Après le monde, Antoinette Rychner
Buchet/Chastel, 2020, 284 pages
Antoinette Rychner ne pouvait pas savoir que son roman entrerait en résonance avec l’actualité d’une pandémie qui a des effets dévastateurs sur la planète. Elle avait choisi le titre de son roman avant que tous les médias n’entonnent la rengaine du « monde d’après » …
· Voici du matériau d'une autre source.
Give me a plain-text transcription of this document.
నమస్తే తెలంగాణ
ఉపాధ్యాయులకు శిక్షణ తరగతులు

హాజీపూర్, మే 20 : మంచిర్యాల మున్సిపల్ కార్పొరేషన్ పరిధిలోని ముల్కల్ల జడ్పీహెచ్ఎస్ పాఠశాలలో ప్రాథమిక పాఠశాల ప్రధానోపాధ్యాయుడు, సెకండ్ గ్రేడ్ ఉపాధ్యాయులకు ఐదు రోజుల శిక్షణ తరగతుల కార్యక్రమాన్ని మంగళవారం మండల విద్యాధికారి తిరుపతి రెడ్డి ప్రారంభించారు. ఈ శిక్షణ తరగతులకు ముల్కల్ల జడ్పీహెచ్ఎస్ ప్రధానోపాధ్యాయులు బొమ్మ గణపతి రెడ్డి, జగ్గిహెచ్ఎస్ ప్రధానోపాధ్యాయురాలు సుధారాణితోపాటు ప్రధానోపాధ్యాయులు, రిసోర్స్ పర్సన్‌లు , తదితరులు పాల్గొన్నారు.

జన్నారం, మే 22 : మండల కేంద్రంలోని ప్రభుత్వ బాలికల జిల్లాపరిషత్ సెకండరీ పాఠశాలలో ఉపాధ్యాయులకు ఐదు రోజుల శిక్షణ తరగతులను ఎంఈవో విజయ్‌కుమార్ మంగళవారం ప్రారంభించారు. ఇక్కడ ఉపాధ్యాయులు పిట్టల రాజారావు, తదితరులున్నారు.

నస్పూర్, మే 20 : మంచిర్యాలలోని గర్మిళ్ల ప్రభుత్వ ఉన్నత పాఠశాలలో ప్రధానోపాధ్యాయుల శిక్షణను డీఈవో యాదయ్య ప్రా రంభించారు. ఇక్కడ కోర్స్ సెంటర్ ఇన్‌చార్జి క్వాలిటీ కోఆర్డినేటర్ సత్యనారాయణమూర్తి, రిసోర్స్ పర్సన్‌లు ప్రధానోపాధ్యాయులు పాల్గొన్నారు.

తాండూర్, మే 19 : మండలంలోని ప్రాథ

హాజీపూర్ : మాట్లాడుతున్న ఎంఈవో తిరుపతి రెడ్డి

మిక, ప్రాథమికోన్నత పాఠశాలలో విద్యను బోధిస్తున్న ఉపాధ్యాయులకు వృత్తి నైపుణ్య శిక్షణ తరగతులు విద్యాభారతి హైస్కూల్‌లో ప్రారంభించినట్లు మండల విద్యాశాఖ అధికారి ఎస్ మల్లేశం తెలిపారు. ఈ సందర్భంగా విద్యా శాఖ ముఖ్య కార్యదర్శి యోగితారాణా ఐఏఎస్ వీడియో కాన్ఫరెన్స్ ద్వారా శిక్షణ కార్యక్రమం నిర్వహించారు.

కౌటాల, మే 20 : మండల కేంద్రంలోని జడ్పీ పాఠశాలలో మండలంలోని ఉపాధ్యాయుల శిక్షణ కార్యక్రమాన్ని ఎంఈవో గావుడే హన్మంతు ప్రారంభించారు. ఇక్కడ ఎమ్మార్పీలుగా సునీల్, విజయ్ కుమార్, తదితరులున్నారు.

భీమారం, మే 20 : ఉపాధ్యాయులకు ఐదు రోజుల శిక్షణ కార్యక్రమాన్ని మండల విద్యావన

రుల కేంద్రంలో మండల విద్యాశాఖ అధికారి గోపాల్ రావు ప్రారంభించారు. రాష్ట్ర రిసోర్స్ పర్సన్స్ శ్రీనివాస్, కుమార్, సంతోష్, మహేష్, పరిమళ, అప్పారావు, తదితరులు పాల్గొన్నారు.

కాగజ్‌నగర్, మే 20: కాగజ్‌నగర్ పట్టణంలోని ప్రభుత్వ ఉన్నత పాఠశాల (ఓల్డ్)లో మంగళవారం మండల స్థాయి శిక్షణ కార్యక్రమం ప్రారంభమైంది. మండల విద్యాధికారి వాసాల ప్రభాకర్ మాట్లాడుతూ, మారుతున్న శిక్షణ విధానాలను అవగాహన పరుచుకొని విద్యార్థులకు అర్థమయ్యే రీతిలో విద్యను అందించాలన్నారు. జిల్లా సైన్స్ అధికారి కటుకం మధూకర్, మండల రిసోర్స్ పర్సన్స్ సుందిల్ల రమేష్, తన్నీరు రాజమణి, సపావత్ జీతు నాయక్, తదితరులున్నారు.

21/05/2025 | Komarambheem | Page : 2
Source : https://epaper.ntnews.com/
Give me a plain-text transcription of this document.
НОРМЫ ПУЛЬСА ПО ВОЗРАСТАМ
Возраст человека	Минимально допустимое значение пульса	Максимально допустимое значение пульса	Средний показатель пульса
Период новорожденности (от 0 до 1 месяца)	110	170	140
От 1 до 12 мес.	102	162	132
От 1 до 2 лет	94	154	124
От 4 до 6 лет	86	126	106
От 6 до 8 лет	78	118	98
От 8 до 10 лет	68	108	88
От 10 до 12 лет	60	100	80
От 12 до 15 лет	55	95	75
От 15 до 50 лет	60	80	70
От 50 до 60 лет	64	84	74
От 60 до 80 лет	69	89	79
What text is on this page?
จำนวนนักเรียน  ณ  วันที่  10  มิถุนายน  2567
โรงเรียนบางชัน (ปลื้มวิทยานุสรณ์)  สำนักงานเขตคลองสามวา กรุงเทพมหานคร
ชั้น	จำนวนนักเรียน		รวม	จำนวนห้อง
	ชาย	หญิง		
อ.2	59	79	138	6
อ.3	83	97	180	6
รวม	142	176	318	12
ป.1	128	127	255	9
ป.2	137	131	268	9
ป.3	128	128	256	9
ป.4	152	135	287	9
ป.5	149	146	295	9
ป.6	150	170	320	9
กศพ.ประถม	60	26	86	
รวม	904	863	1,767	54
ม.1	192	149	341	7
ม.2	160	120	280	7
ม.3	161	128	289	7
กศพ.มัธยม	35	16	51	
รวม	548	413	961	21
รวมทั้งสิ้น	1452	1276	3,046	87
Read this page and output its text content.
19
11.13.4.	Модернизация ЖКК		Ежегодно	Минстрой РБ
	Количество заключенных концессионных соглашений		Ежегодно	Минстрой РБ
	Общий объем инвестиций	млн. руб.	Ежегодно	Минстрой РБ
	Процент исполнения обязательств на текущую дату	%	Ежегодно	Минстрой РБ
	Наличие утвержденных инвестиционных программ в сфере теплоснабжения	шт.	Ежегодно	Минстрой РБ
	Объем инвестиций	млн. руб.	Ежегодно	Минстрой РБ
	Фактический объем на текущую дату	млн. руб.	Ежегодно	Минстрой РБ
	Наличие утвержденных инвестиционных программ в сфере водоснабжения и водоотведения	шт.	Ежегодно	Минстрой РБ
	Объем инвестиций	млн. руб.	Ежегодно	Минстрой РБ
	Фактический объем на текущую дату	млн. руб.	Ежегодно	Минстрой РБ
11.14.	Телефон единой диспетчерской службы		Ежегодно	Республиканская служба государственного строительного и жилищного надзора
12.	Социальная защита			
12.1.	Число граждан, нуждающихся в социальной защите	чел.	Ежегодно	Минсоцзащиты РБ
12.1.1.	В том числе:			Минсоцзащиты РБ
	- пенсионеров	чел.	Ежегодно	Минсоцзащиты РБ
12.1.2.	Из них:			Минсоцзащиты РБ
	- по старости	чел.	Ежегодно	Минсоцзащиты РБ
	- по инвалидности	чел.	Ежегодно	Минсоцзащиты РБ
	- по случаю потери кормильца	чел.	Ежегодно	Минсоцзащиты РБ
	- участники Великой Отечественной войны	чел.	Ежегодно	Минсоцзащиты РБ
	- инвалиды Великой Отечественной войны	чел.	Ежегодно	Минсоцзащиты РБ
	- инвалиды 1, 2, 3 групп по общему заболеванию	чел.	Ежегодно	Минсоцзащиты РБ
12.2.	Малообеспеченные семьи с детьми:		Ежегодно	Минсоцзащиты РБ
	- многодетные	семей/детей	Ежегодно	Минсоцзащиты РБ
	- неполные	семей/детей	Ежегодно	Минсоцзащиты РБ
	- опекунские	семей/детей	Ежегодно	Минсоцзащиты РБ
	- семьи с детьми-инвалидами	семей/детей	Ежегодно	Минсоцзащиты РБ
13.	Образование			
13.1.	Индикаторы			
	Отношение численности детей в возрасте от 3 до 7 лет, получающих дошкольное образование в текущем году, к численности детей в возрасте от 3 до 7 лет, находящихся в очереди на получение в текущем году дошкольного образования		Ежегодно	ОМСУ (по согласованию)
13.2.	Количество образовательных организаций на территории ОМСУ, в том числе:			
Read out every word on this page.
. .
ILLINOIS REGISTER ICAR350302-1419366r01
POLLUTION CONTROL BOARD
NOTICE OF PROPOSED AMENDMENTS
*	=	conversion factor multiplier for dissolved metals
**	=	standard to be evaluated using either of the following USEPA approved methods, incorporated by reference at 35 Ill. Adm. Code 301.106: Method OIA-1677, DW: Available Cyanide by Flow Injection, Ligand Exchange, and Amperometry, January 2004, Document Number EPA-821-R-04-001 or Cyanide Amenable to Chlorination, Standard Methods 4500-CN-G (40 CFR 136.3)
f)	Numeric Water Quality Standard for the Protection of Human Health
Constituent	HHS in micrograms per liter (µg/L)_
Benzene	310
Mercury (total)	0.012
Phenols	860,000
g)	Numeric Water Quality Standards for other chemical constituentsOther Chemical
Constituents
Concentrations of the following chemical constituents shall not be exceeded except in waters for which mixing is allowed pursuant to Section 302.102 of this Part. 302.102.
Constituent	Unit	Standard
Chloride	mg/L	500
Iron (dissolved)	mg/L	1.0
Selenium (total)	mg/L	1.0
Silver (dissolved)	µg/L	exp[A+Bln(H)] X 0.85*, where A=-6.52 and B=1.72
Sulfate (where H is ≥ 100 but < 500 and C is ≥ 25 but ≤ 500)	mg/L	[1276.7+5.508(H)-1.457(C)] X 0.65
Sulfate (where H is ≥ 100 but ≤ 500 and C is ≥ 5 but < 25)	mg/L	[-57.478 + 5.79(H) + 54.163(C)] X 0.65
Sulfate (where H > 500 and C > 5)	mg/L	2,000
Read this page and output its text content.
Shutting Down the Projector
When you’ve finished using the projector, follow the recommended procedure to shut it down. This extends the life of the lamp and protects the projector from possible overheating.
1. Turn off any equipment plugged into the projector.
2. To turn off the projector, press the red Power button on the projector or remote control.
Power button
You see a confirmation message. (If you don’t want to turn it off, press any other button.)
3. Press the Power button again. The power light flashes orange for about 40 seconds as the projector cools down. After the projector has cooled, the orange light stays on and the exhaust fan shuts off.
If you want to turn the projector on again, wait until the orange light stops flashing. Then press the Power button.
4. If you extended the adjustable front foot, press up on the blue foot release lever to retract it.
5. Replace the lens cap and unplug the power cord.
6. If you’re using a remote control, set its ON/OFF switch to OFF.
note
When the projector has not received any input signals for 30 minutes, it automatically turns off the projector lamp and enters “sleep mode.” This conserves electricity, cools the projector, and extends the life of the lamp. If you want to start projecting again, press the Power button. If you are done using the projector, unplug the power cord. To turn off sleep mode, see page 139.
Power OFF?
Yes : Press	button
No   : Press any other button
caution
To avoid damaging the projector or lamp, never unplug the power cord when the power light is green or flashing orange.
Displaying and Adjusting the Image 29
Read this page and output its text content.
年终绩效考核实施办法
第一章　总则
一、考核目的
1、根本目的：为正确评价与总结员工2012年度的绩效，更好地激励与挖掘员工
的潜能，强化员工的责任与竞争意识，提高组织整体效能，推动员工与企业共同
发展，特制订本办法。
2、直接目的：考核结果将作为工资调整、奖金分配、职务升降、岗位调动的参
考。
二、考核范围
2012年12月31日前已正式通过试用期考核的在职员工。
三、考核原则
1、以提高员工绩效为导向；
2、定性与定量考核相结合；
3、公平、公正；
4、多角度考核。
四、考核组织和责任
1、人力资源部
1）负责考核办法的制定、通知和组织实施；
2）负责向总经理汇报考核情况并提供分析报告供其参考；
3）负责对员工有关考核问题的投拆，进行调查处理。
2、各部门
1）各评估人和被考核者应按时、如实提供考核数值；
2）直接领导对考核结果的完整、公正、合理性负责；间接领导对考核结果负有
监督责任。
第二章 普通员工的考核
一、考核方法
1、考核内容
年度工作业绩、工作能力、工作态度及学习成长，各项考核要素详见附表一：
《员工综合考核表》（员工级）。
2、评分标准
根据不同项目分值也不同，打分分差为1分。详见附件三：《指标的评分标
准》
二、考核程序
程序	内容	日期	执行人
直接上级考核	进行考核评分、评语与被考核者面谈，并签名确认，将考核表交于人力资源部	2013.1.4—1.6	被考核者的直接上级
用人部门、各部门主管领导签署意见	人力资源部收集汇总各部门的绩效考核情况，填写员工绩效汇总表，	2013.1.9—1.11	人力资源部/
Ce roman, comme le sont souvent les romans d’anticipation, voit se télescoper une multitude de questions contemporaines : la remise en question des notions de progrès et de civilisation, les relations entre les femmes et les hommes, l’addiction aux écrans, la violence généralisée… Nous sommes d’abord projetés dans un futur très proche, en 2022. Suite à une catastrophe climatique conjuguée à une crise financière, le monde que nous connaissons bascule : « Fin octobre, nos gouvernements étaient renversés au cours d’insurrections, de saccages. Nos conseils dissous, évacués face aux foules déchaînées, impossibles à contenir. Explosèrent les commandements des polices, pompiers et postes-frontières. Les prisons ne furent plus gardées – les tribunaux sautaient. Désormais tout : justice, commerce, protection, se réglerait hors la loi. » (p. 72). Deux conceptions de l’existence s’affrontent alors. D’abord l’attitude survivaliste, qui est en fait un retour à l’ancienne loi de la jungle, met en avant le chacun pour soi : « Il semblait que chaque jour, les êtres humains perdaient davantage d’empathie, d’honnêteté et de discernement. La confiance que nous placions en l’humain et à sa bonté de fond se dévoyait… » (p.74) Peu à peu toutefois – et l’on comprend que l’auteure penche pour cette attitude – des êtres humains réapprennent des gestes simples et retrouvent les vertus de l’entraide. Il s’agit – il faut le souligner – surtout de femmes : Marie-Géralde, la spécialiste des semences, Faye qui sait parler avec douceur à une femme psychotique ou encore Rayhana, la doctoresse qui pleure parce qu’elle n’a pas pu sauver une enfant. La lecture de cette « épopée » pourrait paraître sombre si elle n’était pas constamment allégée par l’ironie et l’humour : les Maliens réfugiés protestent parce qu’ils ne retrouvent pas chez les Helvètes « l’opulence miraculeuse » à laquelle ils s’attendaient, le brigadier Bauer qui a un cheveu sur la langue et qui doit subir la leçon sur le fromage suisse. Antoinette Rychner excelle aussi à souligner par les italiques les tics de langage, anglicismes et autres helvétismes.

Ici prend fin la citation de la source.